Since July’s end, Shopify (NYSE: SHOP) stock has been moving upwards. This is a significant increase. might believe it’s a sign that SHOP stock has been able to reach its lowest point and is poised to see a significant rebound. However, it’s far from being the start of a rebound, the scenario being happening with shares of the software for e-commerce is best described as an “dead cat bounce.”
Also, it was able to experience a short-term rise after a prolonged price drop. In addition the bounce that was dead cat was more the result of an external cause instead of company-related news. In addition the positive effect of this external cause has begun to diminish.
Market conditions are once more in a negative direction. In conjunction with issues at companies which aren’t yet solved, investors may overlook a improvement. A return to the lows is likely. The decision to avoid SHOP stocks is still the best option.
SHOP Stock and Its ‘Dead Cat Bounce’
As I mentioned in my previous article about Shopify there was information from the company which led to a slight gain in July. However, this new increase is more market-related, namely the increased expectation of it is likely that Federal Reserve will cut interest rates in the coming year.
Due to the increased likelihood of recession, investors believed that it was likely to take place. The possibility of reducing rates next year, after increasing rates this year to combat inflation, will ease the economic recession. This would also be a good thing for stocks, particularly those that are growing like SHOP. The rapid rise in interest rates been a factor in the stock’s massive decline year-to-date (YTD).
However, the most recent macro data have dampened the belief that rate cuts are ahead. The job report that was released last week indicates that the Fed may be able to raise rates more without increasing unemployment.
When today’s Consumer Price Index (CPI) figures show that inflation is becoming more severe, markets will take it as a signal that the Fed is moving forward with its fiscal policy of hawkishness. Although market conditions are getting worse, the headwinds that have affected the performance of the index continue to linger.
There’s Still Considerable Downside Risk
An upbeat CPI number indicates that the Fed isn’t slowing down by increasing rates of interest. As lower rates are great for stocks that are growing however, higher rates are detrimental for these stocks. A rise in interest rates reduces the worth of the future profits. That’s bad news for high price SHOP stock. It’s trading at a premium price.
At the current price, Shopify trades for 417.2x the estimated 2023 earnings. Shopify is already at risk for a devaluation, independent of outside factors such as interest rates. It is possible to argue that its value is currently acceptable if it were increasing at the rate of a 57% rate annually (like it did the year before).
Based on its most recent financials, its current valuation isn’t a good idea. The growth in revenue in the last quarter was slowed to 16 percent. A slowing pace of growth, paired with the rising cost of living resulted in an adjusted decline of just 3 cents. Analysts were expecting earnings of 3 cents per share.
Even more troubling, the improvements in performance are more likely to occur in the future rather than sooner. The company admits this and cited factors such as the rising cost of living and inflation rates that are likely to stress consumers. Already costly due to expectations that Shopify could not achieve, more uncertainty and disappointment are on the horizon.
With my skepticism about Shopify It should come as not a surprise that it continues to get an F grade on my Portfolio Grader.
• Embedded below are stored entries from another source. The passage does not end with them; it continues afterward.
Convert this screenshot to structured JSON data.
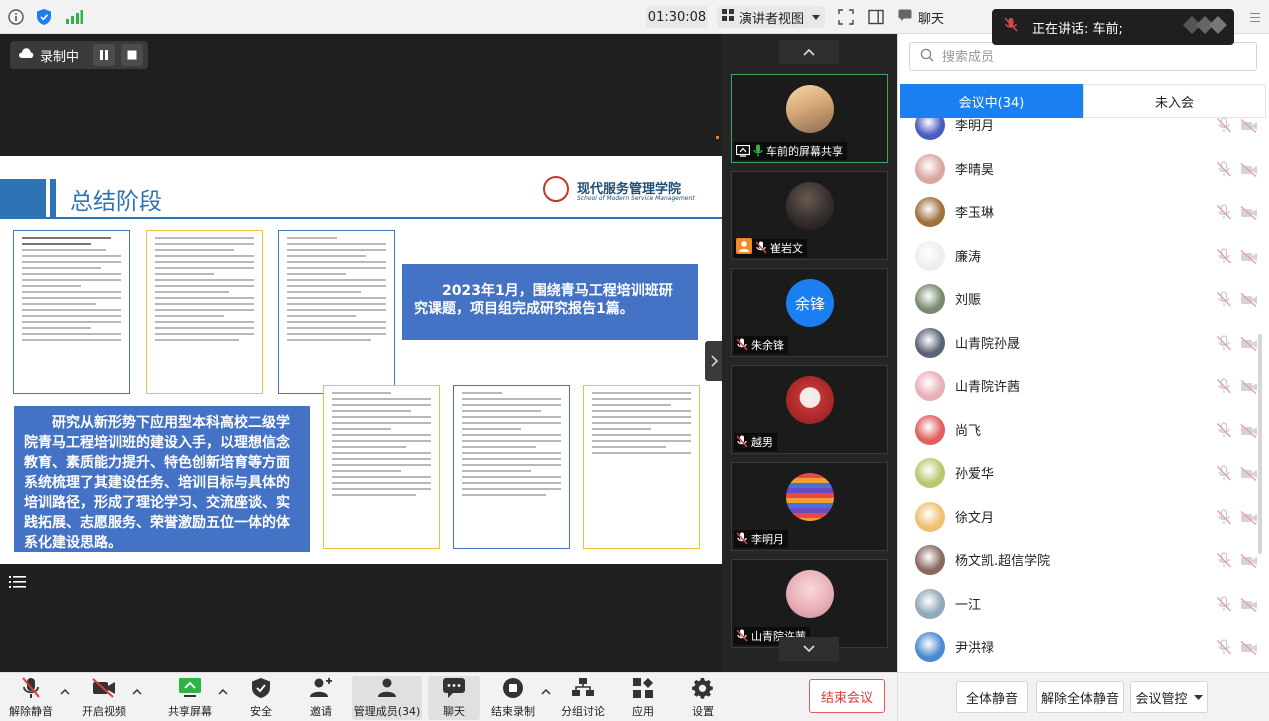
{
  "topbar": {
    "timer": "01:30:08",
    "view_mode": "演讲者视图",
    "chat_label": "聊天",
    "speaking_label": "正在讲话: 车前;"
  },
  "share": {
    "recording_label": "录制中",
    "slide": {
      "title": "总结阶段",
      "college_name": "现代服务管理学院",
      "college_name_en": "School of Modern Service Management",
      "box_right": "2023年1月，围绕青马工程培训班研究课题，项目组完成研究报告1篇。",
      "box_left": "研究从新形势下应用型本科高校二级学院青马工程培训班的建设入手，以理想信念教育、素质能力提升、特色创新培育等方面系统梳理了其建设任务、培训目标与具体的培训路径，形成了理论学习、交流座谈、实践拓展、志愿服务、荣誉激励五位一体的体系化建设思路。"
    }
  },
  "strip": {
    "tiles": [
      {
        "name": "车前的屏幕共享",
        "avatar_color": "#d8a878"
      },
      {
        "name": "崔岩文",
        "avatar_color": "#3a3230"
      },
      {
        "name": "朱余锋",
        "avatar_text": "余锋",
        "avatar_color": "#1a7ff0"
      },
      {
        "name": "越男",
        "avatar_color": "#c23434"
      },
      {
        "name": "李明月",
        "avatar_color": "#5a6fd0"
      },
      {
        "name": "山青院许茜",
        "avatar_color": "#e8b0b8"
      }
    ]
  },
  "panel": {
    "search_placeholder": "搜索成员",
    "tab_in": "会议中(34)",
    "tab_out": "未入会",
    "members": [
      {
        "name": "李明月",
        "color": "#4a5cc0"
      },
      {
        "name": "李晴昊",
        "color": "#d8a8a0"
      },
      {
        "name": "李玉琳",
        "color": "#a07040"
      },
      {
        "name": "廉涛",
        "color": "#eeeeee"
      },
      {
        "name": "刘赈",
        "color": "#7a8a70"
      },
      {
        "name": "山青院孙晟",
        "color": "#5a6478"
      },
      {
        "name": "山青院许茜",
        "color": "#e8b0b8"
      },
      {
        "name": "尚飞",
        "color": "#e06060"
      },
      {
        "name": "孙爱华",
        "color": "#b8c870"
      },
      {
        "name": "徐文月",
        "color": "#f0c070"
      },
      {
        "name": "杨文凯.超信学院",
        "color": "#8a6a60"
      },
      {
        "name": "一江",
        "color": "#90a8b8"
      },
      {
        "name": "尹洪禄",
        "color": "#4a8ad0"
      }
    ],
    "footer": {
      "mute_all": "全体静音",
      "unmute_all": "解除全体静音",
      "meeting_control": "会议管控"
    }
  },
  "toolbar": {
    "unmute": "解除静音",
    "video": "开启视频",
    "share": "共享屏幕",
    "security": "安全",
    "invite": "邀请",
    "members": "管理成员(34)",
    "chat": "聊天",
    "end_recording": "结束录制",
    "breakout": "分组讨论",
    "apps": "应用",
    "settings": "设置",
    "end_meeting": "结束会议"
  }
}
In the last twelve months ago, the business had plenty to offer. The growth in e-commerce was still high despite the fact that pandemic tailwinds had begun to fade. It was in growth mode. In the moment that was dominated by its “growth at any price” attitude, it appeared to be nearly unbeatable.
The script has been changed. The slowdown in the economy is affecting demand for the company’s services. The growth has slowed to a crawl and the company has reported net losses. Increased interest rates have led to the growth stocks falling out of fashion.
Even though it’s down almost 78 percent from the high-water mark There’s plenty of evidence to suggest SHOP stock taking another significant drop in its price. This means that you shouldn’t consider its recent bounce that was dead as an offer to purchase.